Le mécontentement que l’Empereur avait manifesté à Goltz ne troubla guère Bismarck. Il répondit philosophiquement à son ambassadeur : « La pénible impression de Napoléon a étonné le Roi. Quel peut en être le motif ? Désirait-il notre rupture avec l’Autriche ? Cela devrait nous rendre doublement défians (1er septembre 1865). »

Dans ses premières conversations avec Lefebvre de Béhaine (du 9 au 12 septembre 1865), après son retour à Berlin[1], ignorant encore la circulaire de Drouyn de Lhuys, ne connaissant que les articles des journaux français ennemis de l’Allemagne, il s’expliqua familièrement et librement comme on fait avec un ami : — Il regrettait que la convention eût donné matière en France à des interprétations sévères. Il ne retirait aucune des déclarations qu’il avait faites plusieurs fois sur les Danois du Sleswig. Il désirait être le plus tôt possible en mesure de satisfaire à nos demandes en leur faveur : « La Prusse n’a nul besoin des districts purement danois du Sleswig du Nord.
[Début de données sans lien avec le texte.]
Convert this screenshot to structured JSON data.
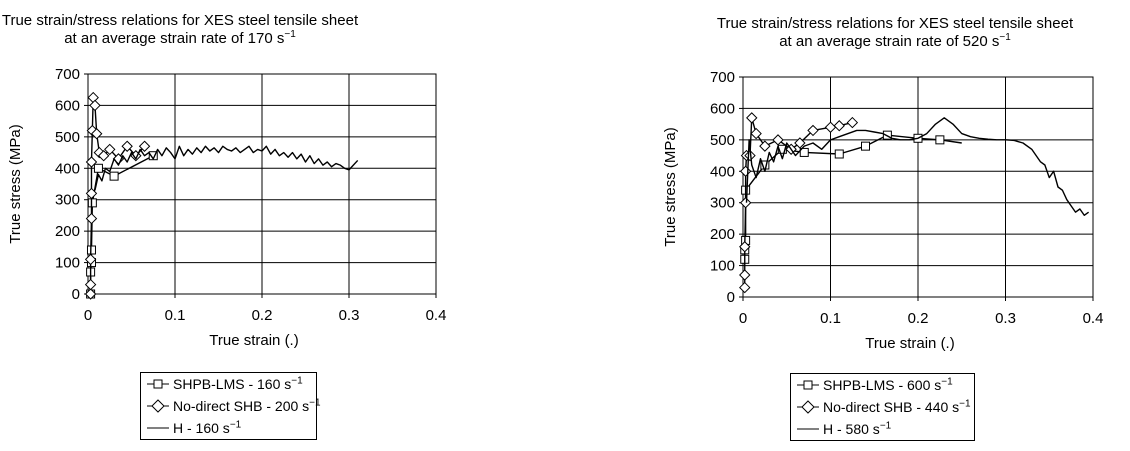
{
  "chart_data": [
    {
      "type": "line",
      "title": [
        "True strain/stress relations for XES steel tensile sheet",
        "at an average strain rate of 170 s",
        "−1"
      ],
      "xlabel": "True strain (.)",
      "ylabel": "True stress (MPa)",
      "xlim": [
        0,
        0.4
      ],
      "ylim": [
        0,
        700
      ],
      "xticks": [
        "0",
        "0.1",
        "0.2",
        "0.3",
        "0.4"
      ],
      "yticks": [
        "0",
        "100",
        "200",
        "300",
        "400",
        "500",
        "600",
        "700"
      ],
      "grid": "major both axes",
      "legend_position": "bottom",
      "series": [
        {
          "name": "SHPB-LMS - 160 s",
          "name_sup": "−1",
          "marker": "square",
          "x": [
            0.003,
            0.003,
            0.004,
            0.004,
            0.005,
            0.012,
            0.03,
            0.075
          ],
          "y": [
            0,
            70,
            100,
            140,
            290,
            400,
            375,
            440
          ]
        },
        {
          "name": "No-direct SHB - 200 s",
          "name_sup": "−1",
          "marker": "diamond",
          "x": [
            0.003,
            0.003,
            0.003,
            0.004,
            0.004,
            0.004,
            0.005,
            0.006,
            0.008,
            0.01,
            0.013,
            0.018,
            0.025,
            0.035,
            0.045,
            0.055,
            0.065
          ],
          "y": [
            0,
            30,
            110,
            240,
            320,
            420,
            520,
            625,
            600,
            510,
            450,
            440,
            460,
            430,
            470,
            440,
            470
          ]
        },
        {
          "name": "H - 160 s",
          "name_sup": "−1",
          "marker": "none",
          "x": [
            0.008,
            0.012,
            0.016,
            0.02,
            0.025,
            0.03,
            0.035,
            0.04,
            0.045,
            0.05,
            0.055,
            0.06,
            0.065,
            0.07,
            0.075,
            0.08,
            0.085,
            0.09,
            0.095,
            0.1,
            0.105,
            0.11,
            0.115,
            0.12,
            0.125,
            0.13,
            0.135,
            0.14,
            0.145,
            0.15,
            0.155,
            0.16,
            0.165,
            0.17,
            0.175,
            0.18,
            0.185,
            0.19,
            0.195,
            0.2,
            0.205,
            0.21,
            0.215,
            0.22,
            0.225,
            0.23,
            0.235,
            0.24,
            0.245,
            0.25,
            0.255,
            0.26,
            0.265,
            0.27,
            0.275,
            0.28,
            0.285,
            0.29,
            0.295,
            0.3,
            0.305,
            0.31
          ],
          "y": [
            330,
            380,
            360,
            400,
            390,
            430,
            410,
            440,
            420,
            450,
            430,
            460,
            440,
            450,
            430,
            460,
            440,
            465,
            450,
            430,
            470,
            440,
            460,
            445,
            465,
            450,
            470,
            455,
            465,
            450,
            470,
            460,
            455,
            465,
            450,
            460,
            470,
            450,
            460,
            455,
            470,
            445,
            460,
            440,
            450,
            435,
            450,
            430,
            445,
            420,
            440,
            415,
            430,
            410,
            420,
            405,
            415,
            410,
            400,
            395,
            410,
            425
          ]
        }
      ]
    },
    {
      "type": "line",
      "title": [
        "True strain/stress relations for XES steel tensile sheet",
        "at an average strain rate of 520 s",
        "−1"
      ],
      "xlabel": "True strain (.)",
      "ylabel": "True stress (MPa)",
      "xlim": [
        0,
        0.4
      ],
      "ylim": [
        0,
        700
      ],
      "xticks": [
        "0",
        "0.1",
        "0.2",
        "0.3",
        "0.4"
      ],
      "yticks": [
        "0",
        "100",
        "200",
        "300",
        "400",
        "500",
        "600",
        "700"
      ],
      "grid": "major both axes",
      "legend_position": "bottom",
      "series": [
        {
          "name": "SHPB-LMS - 600 s",
          "name_sup": "−1",
          "marker": "square",
          "x": [
            0.002,
            0.002,
            0.003,
            0.003,
            0.025,
            0.045,
            0.07,
            0.11,
            0.14,
            0.165,
            0.2,
            0.225
          ],
          "y": [
            120,
            150,
            180,
            340,
            420,
            470,
            460,
            455,
            480,
            515,
            505,
            500
          ],
          "line_end": [
            0.25,
            490
          ]
        },
        {
          "name": "No-direct SHB - 440 s",
          "name_sup": "−1",
          "marker": "diamond",
          "x": [
            0.002,
            0.002,
            0.002,
            0.003,
            0.003,
            0.004,
            0.008,
            0.01,
            0.015,
            0.025,
            0.04,
            0.055,
            0.065,
            0.08,
            0.1,
            0.11,
            0.125
          ],
          "y": [
            30,
            70,
            160,
            300,
            400,
            450,
            450,
            570,
            520,
            480,
            500,
            470,
            490,
            530,
            540,
            545,
            555
          ]
        },
        {
          "name": "H - 580 s",
          "name_sup": "−1",
          "marker": "none",
          "x": [
            0.004,
            0.007,
            0.01,
            0.015,
            0.02,
            0.025,
            0.03,
            0.035,
            0.04,
            0.045,
            0.05,
            0.06,
            0.07,
            0.08,
            0.09,
            0.1,
            0.11,
            0.12,
            0.13,
            0.14,
            0.15,
            0.16,
            0.17,
            0.18,
            0.19,
            0.2,
            0.21,
            0.22,
            0.23,
            0.24,
            0.25,
            0.26,
            0.27,
            0.28,
            0.29,
            0.3,
            0.31,
            0.32,
            0.33,
            0.34,
            0.345,
            0.35,
            0.355,
            0.36,
            0.365,
            0.37,
            0.375,
            0.38,
            0.385,
            0.39,
            0.395
          ],
          "y": [
            300,
            500,
            420,
            380,
            440,
            400,
            460,
            430,
            480,
            440,
            490,
            450,
            480,
            490,
            470,
            500,
            510,
            520,
            530,
            530,
            525,
            520,
            505,
            500,
            500,
            505,
            520,
            550,
            570,
            550,
            520,
            510,
            505,
            502,
            500,
            500,
            498,
            490,
            470,
            430,
            420,
            380,
            400,
            350,
            340,
            310,
            290,
            270,
            280,
            260,
            270
          ]
        }
      ]
    }
  ]
}
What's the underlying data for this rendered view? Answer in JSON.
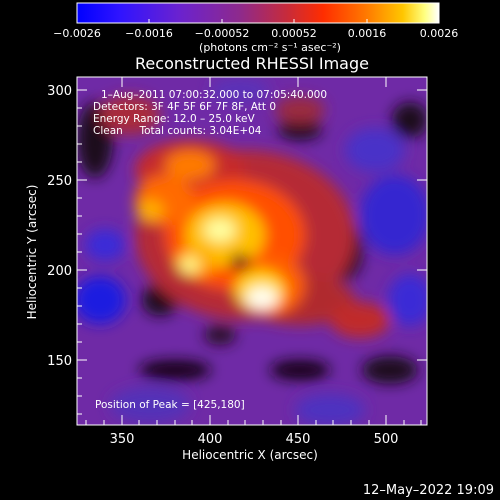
{
  "colorbar": {
    "ticks": [
      "−0.0026",
      "−0.0016",
      "−0.00052",
      "0.00052",
      "0.0016",
      "0.0026"
    ],
    "units": "(photons cm⁻² s⁻¹ asec⁻²)",
    "colors": [
      "#0000ff",
      "#3a14ff",
      "#6a22d0",
      "#8e2a8c",
      "#c72b3b",
      "#ff2d00",
      "#ff7a00",
      "#ffc600",
      "#ffff80",
      "#ffffff"
    ]
  },
  "image": {
    "title": "Reconstructed RHESSI Image",
    "info_lines": [
      "1–Aug–2011 07:00:32.000 to 07:05:40.000",
      "Detectors: 3F 4F 5F 6F 7F 8F, Att 0",
      "Energy Range: 12.0 – 25.0 keV",
      "Clean     Total counts: 3.04E+04"
    ],
    "peak_text": "Position of Peak = [425,180]",
    "xlabel": "Heliocentric X (arcsec)",
    "ylabel": "Heliocentric Y (arcsec)",
    "xticks": [
      "350",
      "400",
      "450",
      "500"
    ],
    "yticks": [
      "150",
      "200",
      "250",
      "300"
    ],
    "xlim": [
      325,
      515
    ],
    "ylim": [
      115,
      308
    ],
    "peak": [
      425,
      180
    ]
  },
  "footer": {
    "timestamp": "12–May–2022 19:09"
  }
}
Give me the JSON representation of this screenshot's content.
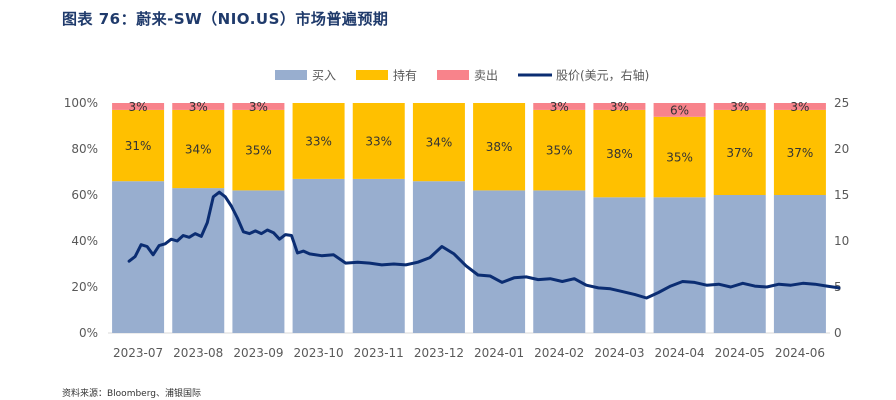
{
  "figure": {
    "title": "图表 76：蔚来-SW（NIO.US）市场普遍预期",
    "source": "资料来源：Bloomberg、浦银国际"
  },
  "colors": {
    "buy": "#98aecf",
    "hold": "#ffc000",
    "sell": "#f8838b",
    "price": "#0b2d72",
    "title": "#1f3a6b"
  },
  "chart_data": {
    "type": "bar",
    "stacked": true,
    "categories": [
      "2023-07",
      "2023-08",
      "2023-09",
      "2023-10",
      "2023-11",
      "2023-12",
      "2024-01",
      "2024-02",
      "2024-03",
      "2024-04",
      "2024-05",
      "2024-06"
    ],
    "series": [
      {
        "name": "买入",
        "key": "buy",
        "values": [
          66,
          63,
          62,
          67,
          67,
          66,
          62,
          62,
          59,
          59,
          60,
          60
        ],
        "labels": [
          "",
          "",
          "",
          "",
          "",
          "",
          "",
          "",
          "",
          "",
          "",
          ""
        ]
      },
      {
        "name": "持有",
        "key": "hold",
        "values": [
          31,
          34,
          35,
          33,
          33,
          34,
          38,
          35,
          38,
          35,
          37,
          37
        ],
        "labels": [
          "31%",
          "34%",
          "35%",
          "33%",
          "33%",
          "34%",
          "38%",
          "35%",
          "38%",
          "35%",
          "37%",
          "37%"
        ]
      },
      {
        "name": "卖出",
        "key": "sell",
        "values": [
          3,
          3,
          3,
          0,
          0,
          0,
          0,
          3,
          3,
          6,
          3,
          3
        ],
        "labels": [
          "3%",
          "3%",
          "3%",
          "",
          "",
          "",
          "",
          "3%",
          "3%",
          "6%",
          "3%",
          "3%"
        ]
      }
    ],
    "line": {
      "name": "股价(美元，右轴)",
      "axis": "right",
      "x": [
        0.0,
        0.1,
        0.2,
        0.3,
        0.4,
        0.5,
        0.6,
        0.7,
        0.8,
        0.9,
        1.0,
        1.1,
        1.2,
        1.3,
        1.4,
        1.5,
        1.6,
        1.7,
        1.8,
        1.9,
        2.0,
        2.1,
        2.2,
        2.3,
        2.4,
        2.5,
        2.6,
        2.7,
        2.8,
        2.9,
        3.0,
        3.2,
        3.4,
        3.6,
        3.8,
        4.0,
        4.2,
        4.4,
        4.6,
        4.8,
        5.0,
        5.2,
        5.4,
        5.6,
        5.8,
        6.0,
        6.2,
        6.4,
        6.6,
        6.8,
        7.0,
        7.2,
        7.4,
        7.6,
        7.8,
        8.0,
        8.2,
        8.4,
        8.6,
        8.8,
        9.0,
        9.2,
        9.4,
        9.6,
        9.8,
        10.0,
        10.2,
        10.4,
        10.6,
        10.8,
        11.0,
        11.2,
        11.4,
        11.6,
        11.8
      ],
      "values": [
        7.8,
        8.3,
        9.6,
        9.4,
        8.5,
        9.5,
        9.7,
        10.2,
        10.0,
        10.6,
        10.4,
        10.8,
        10.5,
        12.0,
        14.8,
        15.3,
        14.8,
        13.8,
        12.5,
        11.0,
        10.8,
        11.1,
        10.8,
        11.2,
        10.9,
        10.2,
        10.7,
        10.6,
        8.7,
        8.9,
        8.6,
        8.4,
        8.5,
        7.6,
        7.7,
        7.6,
        7.4,
        7.5,
        7.4,
        7.7,
        8.2,
        9.4,
        8.6,
        7.3,
        6.3,
        6.2,
        5.5,
        6.0,
        6.1,
        5.8,
        5.9,
        5.6,
        5.9,
        5.2,
        4.9,
        4.8,
        4.5,
        4.2,
        3.8,
        4.4,
        5.1,
        5.6,
        5.5,
        5.2,
        5.3,
        5.0,
        5.4,
        5.1,
        5.0,
        5.3,
        5.2,
        5.4,
        5.3,
        5.1,
        4.9
      ]
    },
    "y_left": {
      "min": 0,
      "max": 100,
      "ticks": [
        "0%",
        "20%",
        "40%",
        "60%",
        "80%",
        "100%"
      ]
    },
    "y_right": {
      "min": 0,
      "max": 25,
      "ticks": [
        "0",
        "5",
        "10",
        "15",
        "20",
        "25"
      ]
    },
    "legend": {
      "position": "top",
      "items": [
        {
          "label": "买入",
          "key": "buy",
          "kind": "box"
        },
        {
          "label": "持有",
          "key": "hold",
          "kind": "box"
        },
        {
          "label": "卖出",
          "key": "sell",
          "kind": "box"
        },
        {
          "label": "股价(美元，右轴)",
          "key": "price",
          "kind": "line"
        }
      ]
    }
  }
}
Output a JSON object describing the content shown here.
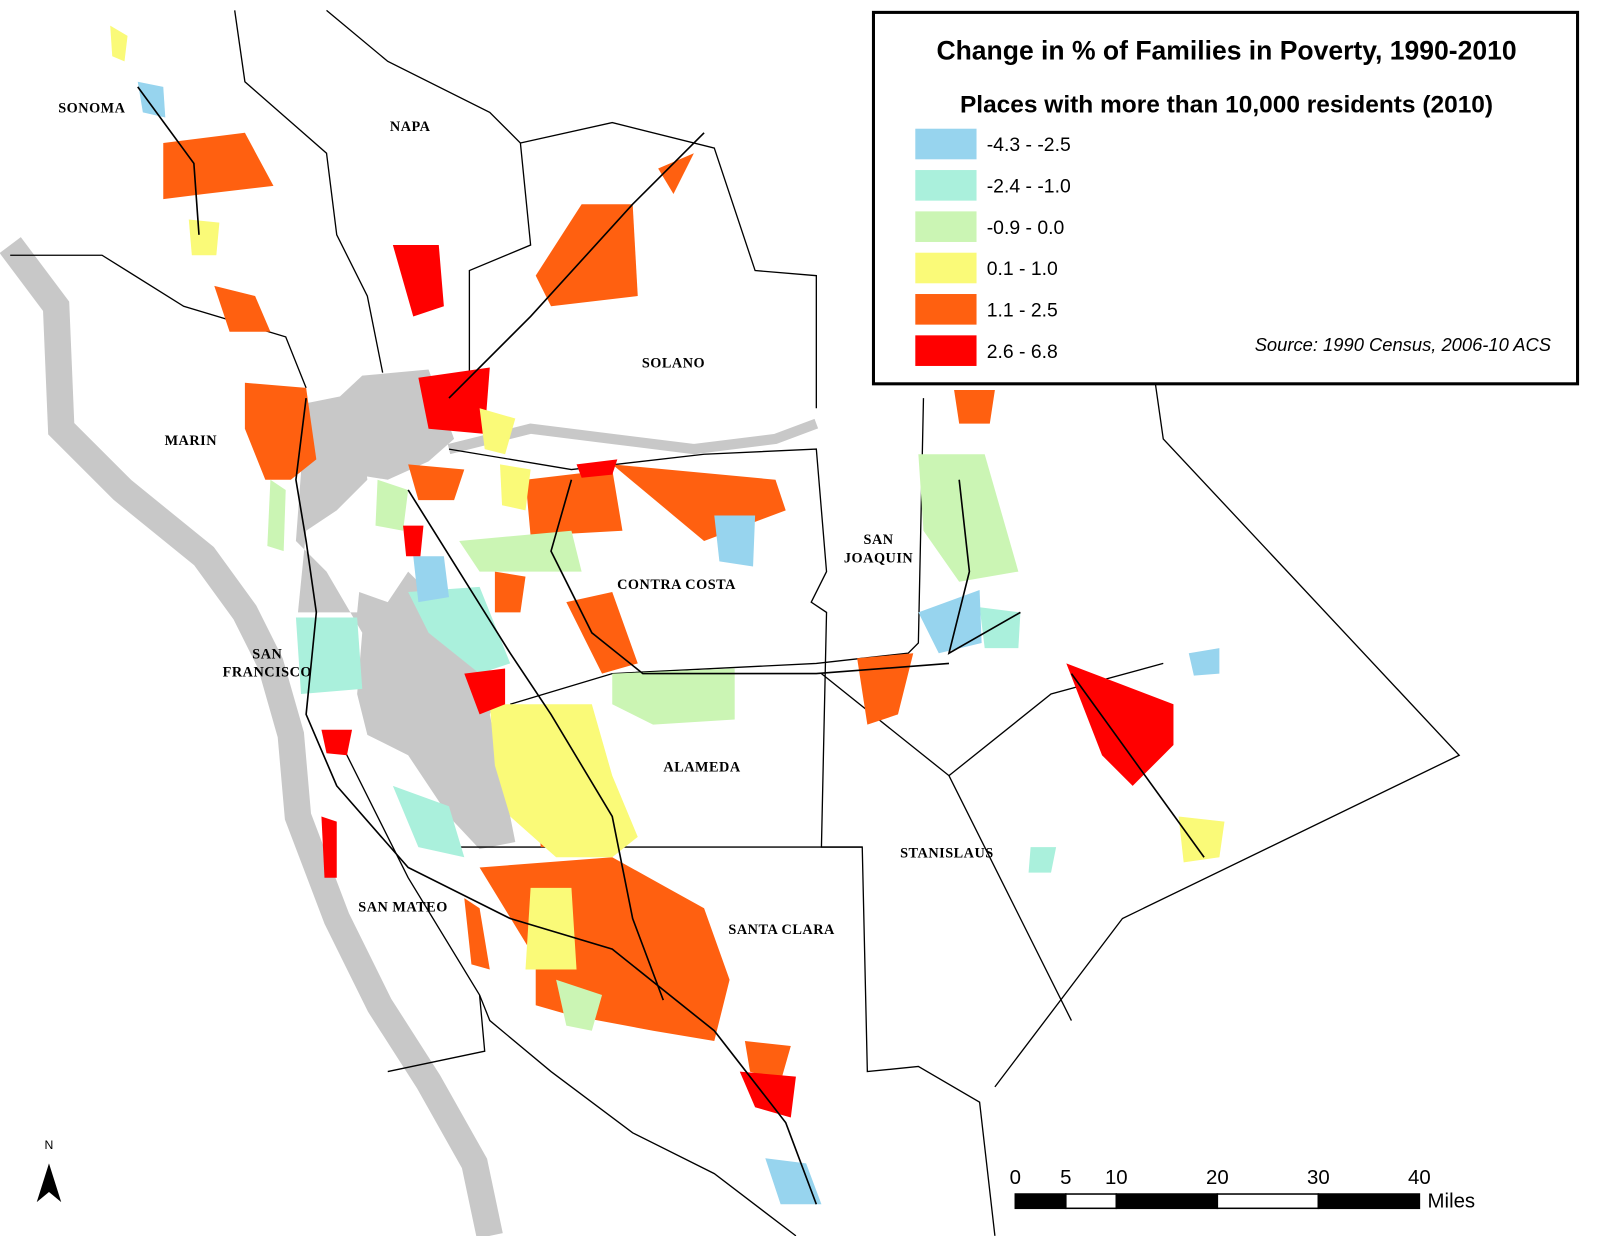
{
  "legend": {
    "title": "Change in % of Families in Poverty, 1990-2010",
    "subtitle": "Places with more than 10,000 residents (2010)",
    "items": [
      {
        "label": "-4.3 - -2.5",
        "color": "#97d4ee"
      },
      {
        "label": "-2.4 - -1.0",
        "color": "#aaf0dc"
      },
      {
        "label": "-0.9 - 0.0",
        "color": "#cbf5b4"
      },
      {
        "label": "0.1 - 1.0",
        "color": "#fafa78"
      },
      {
        "label": "1.1 - 2.5",
        "color": "#ff6010"
      },
      {
        "label": "2.6 - 6.8",
        "color": "#ff0000"
      }
    ],
    "source": "Source: 1990 Census, 2006-10 ACS"
  },
  "counties": [
    "SONOMA",
    "NAPA",
    "SOLANO",
    "MARIN",
    "CONTRA COSTA",
    "SAN JOAQUIN",
    "SAN FRANCISCO",
    "ALAMEDA",
    "STANISLAUS",
    "SAN MATEO",
    "SANTA CLARA"
  ],
  "scale_bar": {
    "ticks": [
      0,
      5,
      10,
      20,
      30,
      40
    ],
    "unit": "Miles"
  },
  "north": "N"
}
Une fois que nous aurons trouvé et fixé une bonne ligne de défense, rien ne nous serait plus agréable que de pouvoir, en nous entamant un bout de l’orteil, nous débarrasser, en les restituant au Danemark, de populations hostiles à l’Allemagne, et qui nous attireraient des difficultés que ne balancerait aucun avantage sérieux. » — Seulement, pour en arriver là, il a besoin d’être secondé par les circonstances propices. Il espérait qu’à l’aide d’une crise survenant dans la situation générale de l’Europe, le roi Guillaume pourrait, sur ce point en même temps que sur plusieurs autres, adhérer à des combinaisons que l’esprit public en Allemagne ne

  1. Il y était rentré le 7 septembre.